Structural, optical and Electrochromic properties of rare earth material (CeO 2 )/ Transitional metal oxide (WO 3 ) thin film composite structure for Electrochromic applications

Abstract

Abstract The present work developed a simple hydrothermal process for the growing of cerium oxide (CeO2) nanorods (NRs) on identical fluorine-doped tin oxide (FTO) substrates, which does not require the use of a template. The sputter deposition was used to cover optimized tungsten oxide (WO3) films on the cerium oxide nanorod. The electrochromic device (ECD) was developed by depositing WO3 thin films at oxygen partial pressures (ppO2) of 8×10-4 mbar. The structural, morphological, optical, and Electrochromic (EC) properties of WO3 films on cerium oxide nanorods were characterised using scanning electron microscopy (SEM), X-ray diffraction spectroscopy (XRD), Raman spectroscopy (RS), Fourier-transform infrared spectroscopy (FTIR), optical transmittance studies, and cyclic voltammetry (CV) measurements, respectively.

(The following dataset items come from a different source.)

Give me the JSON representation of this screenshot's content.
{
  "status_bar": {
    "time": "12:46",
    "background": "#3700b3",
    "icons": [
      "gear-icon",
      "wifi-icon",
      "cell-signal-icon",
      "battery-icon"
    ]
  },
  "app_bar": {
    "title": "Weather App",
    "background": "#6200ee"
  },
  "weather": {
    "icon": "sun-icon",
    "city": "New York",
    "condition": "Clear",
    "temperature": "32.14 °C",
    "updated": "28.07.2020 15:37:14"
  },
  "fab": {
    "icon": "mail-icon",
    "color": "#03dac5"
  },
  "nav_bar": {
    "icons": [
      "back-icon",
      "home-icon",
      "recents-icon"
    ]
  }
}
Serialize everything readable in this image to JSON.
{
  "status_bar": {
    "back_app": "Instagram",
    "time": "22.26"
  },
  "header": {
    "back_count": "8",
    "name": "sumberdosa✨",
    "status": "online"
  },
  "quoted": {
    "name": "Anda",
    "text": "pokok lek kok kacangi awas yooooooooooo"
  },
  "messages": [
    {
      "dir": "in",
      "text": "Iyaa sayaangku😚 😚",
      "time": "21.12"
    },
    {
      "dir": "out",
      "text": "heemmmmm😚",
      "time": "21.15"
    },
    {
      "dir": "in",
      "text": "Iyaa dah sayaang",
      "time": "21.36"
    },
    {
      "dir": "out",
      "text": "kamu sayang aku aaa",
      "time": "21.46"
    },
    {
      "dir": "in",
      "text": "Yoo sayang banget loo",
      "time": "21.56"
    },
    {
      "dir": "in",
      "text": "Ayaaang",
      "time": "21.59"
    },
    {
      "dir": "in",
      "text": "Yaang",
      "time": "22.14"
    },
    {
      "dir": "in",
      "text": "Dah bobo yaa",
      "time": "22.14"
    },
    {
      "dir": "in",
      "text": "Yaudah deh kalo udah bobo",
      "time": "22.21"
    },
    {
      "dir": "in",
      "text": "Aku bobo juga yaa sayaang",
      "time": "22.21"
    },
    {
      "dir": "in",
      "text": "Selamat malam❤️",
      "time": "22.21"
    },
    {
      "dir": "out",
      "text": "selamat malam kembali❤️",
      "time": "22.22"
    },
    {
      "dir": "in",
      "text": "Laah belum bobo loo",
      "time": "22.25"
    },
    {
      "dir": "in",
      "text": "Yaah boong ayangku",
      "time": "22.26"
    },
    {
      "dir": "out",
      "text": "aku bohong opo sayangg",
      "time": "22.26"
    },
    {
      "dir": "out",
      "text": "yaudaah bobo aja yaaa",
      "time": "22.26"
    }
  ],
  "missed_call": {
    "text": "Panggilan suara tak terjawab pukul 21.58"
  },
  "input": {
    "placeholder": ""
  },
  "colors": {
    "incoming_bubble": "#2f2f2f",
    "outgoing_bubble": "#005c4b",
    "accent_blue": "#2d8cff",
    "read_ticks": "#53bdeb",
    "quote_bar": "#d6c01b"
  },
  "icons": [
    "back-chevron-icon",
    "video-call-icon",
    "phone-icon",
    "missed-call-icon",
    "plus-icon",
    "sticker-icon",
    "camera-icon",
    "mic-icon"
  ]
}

The diameters of the grown cerium oxide NRs are 917 ±85 nm, 721 ±115 nm, 596 ±56 nm, and 611 ±76 nm, and lengths are 0.911 ±0.16 µm, 1.121 ±0.121 µm, 1.157 ±1.101 µm, and 1.321 ±1.253 µm, respectively, Cerium nitrate hexahydrate concentration was raised from 0.06 M to 0.09 M while keeping the urea content constant at 0.5 M. The optical transmittance was varied with respect to the concentration of CeO2. Additionally, with a diffusion coefficient of 8.07 ×10-14 cm2/s, the hybrid WO3/ CeO2 NRs films have shown good electrochemical properties than pure WO3. According to electrochromic studies, 0.06 M film had a colouration efficiency of 13.88 cm2/C. We hope that a better knowledge of the influence of CeO2 NRs on WO3 electrochemical performance will able to select the proper doping components and concentrations for power-saving optoelectronic devices.